LIHUE — While the House of Representatives is debating the creation of regional task forces to help counties replace cesspools, Kauai residents in the issue say it’s cash, and an education campaign, that’s going to do the trick.
“Essentially, it’s a lack of information about how polluting cesspools are,” said Maka‘ala Kaaumoana executive director of Hanalei Watershed Hui. “(And) cost was an issue cited by people.”
Hanalei Watershed Hui attempted a replacement campaign in 2017. With a $467,000 grant from the state Department of Health, the hui offered to foot half the bill for cesspool replacement in the Hanalei area.
That left homeowners with a $15,000 bill for the replacement, and after 18 months of campaigning and community connection, nobody took advantage of the program and they lost funding.
The hui cites three reasons why the effort didn’t work: lack of education, a “if it’s not broken, don’t fix it” mentality, and lack of individual responsibility.
“We don’t take personal responsibility for what we consume or produce,” Kaaumoana said. “First you have to tell people what the issues are, because they don’t know.”
In addition to bringing people up to speed on how their cesspools affect the water they drink and play in, money to completely replace 75 cesspools in Hanalei would be more effective than a task force, Kaaumoana said.
“We could reduce the pollution of Hanalei for $3 million,” said Kaaumoana. “With that we can replace 75 cesspools with aerobic treatment unit.”
That would put a dent in the estimated 270 cesspools in the Hanalei area.
There are an estimated 13,700 cesspools on Kauai discharging about 10 million gallons of effluent every single day and putting water quality at risk, according to the state’s Department of Health.
They’re part of the state’s estimated 88,000 cesspools depositing 53 million gallons of raw sewage into Hawaii’s groundwater daily, according to DOH.
But the Hanalei cesspools aren’t the only offenders on the island when it comes to pollution, Poipu has 3,600 cesspools that discharge 2.6 million gallons daily and the Kapaa/Wailua area has 2,900 cesspools.
Those cesspools in Wailua, Kapaa and Poipu could be impacting drinking water, too, according to DOH, which put out a report in December 2017 categorizing the cesspool issues in Hawaii.
The pollution of the Waiopili and Waikomo Streams on Kauai’s south side could be in part due to cesspools and injection wells in the Poipu area, and in January of 2018, the state identified these areas as part of 14 priority cesspool replacement areas.
At the Capitol, Rep.

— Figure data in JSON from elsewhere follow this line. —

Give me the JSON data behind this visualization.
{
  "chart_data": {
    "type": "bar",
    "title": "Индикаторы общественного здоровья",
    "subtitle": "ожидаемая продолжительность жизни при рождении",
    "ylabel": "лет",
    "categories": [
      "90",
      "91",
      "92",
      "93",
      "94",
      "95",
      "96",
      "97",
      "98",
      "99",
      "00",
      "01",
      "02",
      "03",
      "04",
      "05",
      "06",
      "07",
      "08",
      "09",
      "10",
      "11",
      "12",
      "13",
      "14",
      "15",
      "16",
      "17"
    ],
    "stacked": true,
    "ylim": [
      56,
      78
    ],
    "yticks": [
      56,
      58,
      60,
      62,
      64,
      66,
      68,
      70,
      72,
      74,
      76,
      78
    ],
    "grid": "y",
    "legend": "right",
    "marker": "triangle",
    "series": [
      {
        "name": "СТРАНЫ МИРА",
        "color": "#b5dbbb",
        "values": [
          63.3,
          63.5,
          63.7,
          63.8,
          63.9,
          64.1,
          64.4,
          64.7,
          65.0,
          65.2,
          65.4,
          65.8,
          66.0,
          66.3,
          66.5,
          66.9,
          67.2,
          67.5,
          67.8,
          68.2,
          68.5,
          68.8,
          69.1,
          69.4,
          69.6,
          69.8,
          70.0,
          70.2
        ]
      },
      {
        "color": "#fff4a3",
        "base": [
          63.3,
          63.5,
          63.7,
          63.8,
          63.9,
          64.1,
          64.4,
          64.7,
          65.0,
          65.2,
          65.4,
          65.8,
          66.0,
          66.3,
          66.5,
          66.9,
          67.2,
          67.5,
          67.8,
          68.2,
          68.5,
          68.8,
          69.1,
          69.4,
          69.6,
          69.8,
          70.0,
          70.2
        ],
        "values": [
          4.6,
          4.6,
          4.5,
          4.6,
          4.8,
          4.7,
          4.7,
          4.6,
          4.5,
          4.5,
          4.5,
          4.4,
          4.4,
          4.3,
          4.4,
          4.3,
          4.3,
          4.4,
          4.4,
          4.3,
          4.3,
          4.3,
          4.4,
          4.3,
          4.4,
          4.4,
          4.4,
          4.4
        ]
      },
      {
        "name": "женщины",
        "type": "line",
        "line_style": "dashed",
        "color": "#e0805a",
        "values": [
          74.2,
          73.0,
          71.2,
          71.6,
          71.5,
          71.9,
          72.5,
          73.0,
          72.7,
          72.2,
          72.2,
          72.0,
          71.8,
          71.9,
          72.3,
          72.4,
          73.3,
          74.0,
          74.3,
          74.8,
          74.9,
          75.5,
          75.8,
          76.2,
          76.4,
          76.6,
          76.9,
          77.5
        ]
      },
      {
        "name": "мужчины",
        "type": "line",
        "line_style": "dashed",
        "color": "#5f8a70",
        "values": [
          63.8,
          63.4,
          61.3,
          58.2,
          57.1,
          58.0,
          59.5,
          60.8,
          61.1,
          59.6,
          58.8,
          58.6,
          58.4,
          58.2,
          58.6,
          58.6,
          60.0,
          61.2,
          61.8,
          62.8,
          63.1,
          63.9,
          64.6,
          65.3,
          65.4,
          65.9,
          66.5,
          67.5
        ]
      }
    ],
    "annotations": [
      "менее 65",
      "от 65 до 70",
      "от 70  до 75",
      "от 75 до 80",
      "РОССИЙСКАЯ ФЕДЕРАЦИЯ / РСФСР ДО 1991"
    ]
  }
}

Kyle Yamashita has crafted two resolutions that address the problem through the creation county-specific of task forces set to investigate the flexibility and impacts of cesspool replacement.
“In order to take a reasonable and responsible approach to cesspool replacement, I have introduced a measure to ensure that each county is able to work on this complex and expensive issue,” Yamashita said in a Thursday press release.
He continued: “People are worried about costs if they are required to replace their cesspools, about the safety of drinking water, and about possible contamination of the soil.”
Task forces, however, will only be effective if they’re locally based, Kaaumoana said — and when she says local, she means place-based: located within the watershed they are targeting.
“If you convene a task force in Lihue to talk about Hanalei, it’ll never fly,” she said. “If they began in places that have watershed-based plans, where we’ve done the work and the data collection and we have the plan, then you have something you can work with.”